Seul dans sa boutique, Julien Berthomier a adapté ses horaires et adopté des gestes barrières : pas plus de deux clients à la fois pour être en mesure de garantir « douze bouteilles de distance » entre chaque visiteur, avait-il précisé sur une affichette à l’entrée de sa boutique. Au rendez-vous, sa clientèle s’est même élargie à l’occasion du confinement. « Les habitants venaient chercher du réconfort et, surtout, du lien social qu’ils ne trouvaient pas dans les supermarchés », constate le jeune caviste.

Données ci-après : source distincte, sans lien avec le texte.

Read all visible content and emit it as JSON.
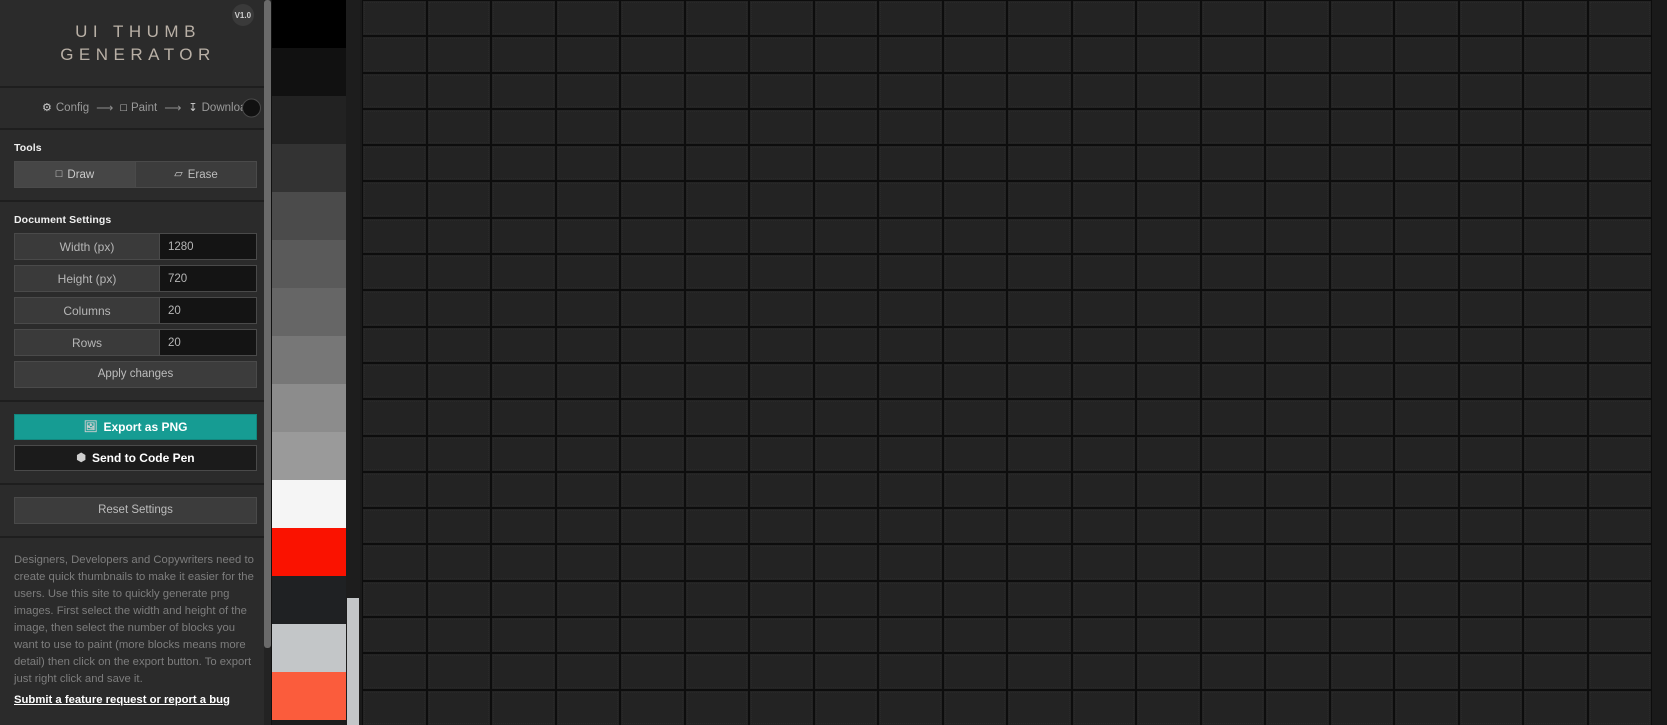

Au fil des semaines, les habitudes des Français confinés ont évolué. Fin mars, alors que dans les grandes surfaces, les paquets de pâtes et les rouleaux de papier toilette faisaient l’objet d’une véritable razzia, chez les cavistes, les vins « milieu de gamme » – à moins de 10 euros l’unité – partaient comme des petits pains. La clientèle constituait des réserves en achetant six, huit, parfois douze bouteilles à la fois. C’était le temps de la peur, de l’enfermement. Et des apéros en ligne. Très rapidement, un produit s’est démarqué : le « BIB » (bag-in-box). À ne pas confondre avec le bon vieux cubi, le BIB est une poche à vin placée dans une boîte en carton pourvue d’un robinet. À mesure que le niveau de liquide baisse, la poche se rétracte pour chasser l’air. Cette technique permet de conserver jusqu’à six semaines des vins de grande qualité. Boudé avant la crise sanitaire, le BIB est devenu la vedette du confinement. En l’espace de deux mois, Julien Berthomier en a vendu plus de 350, contre à peine 40 entre le 1er janvier et la veille du confinement.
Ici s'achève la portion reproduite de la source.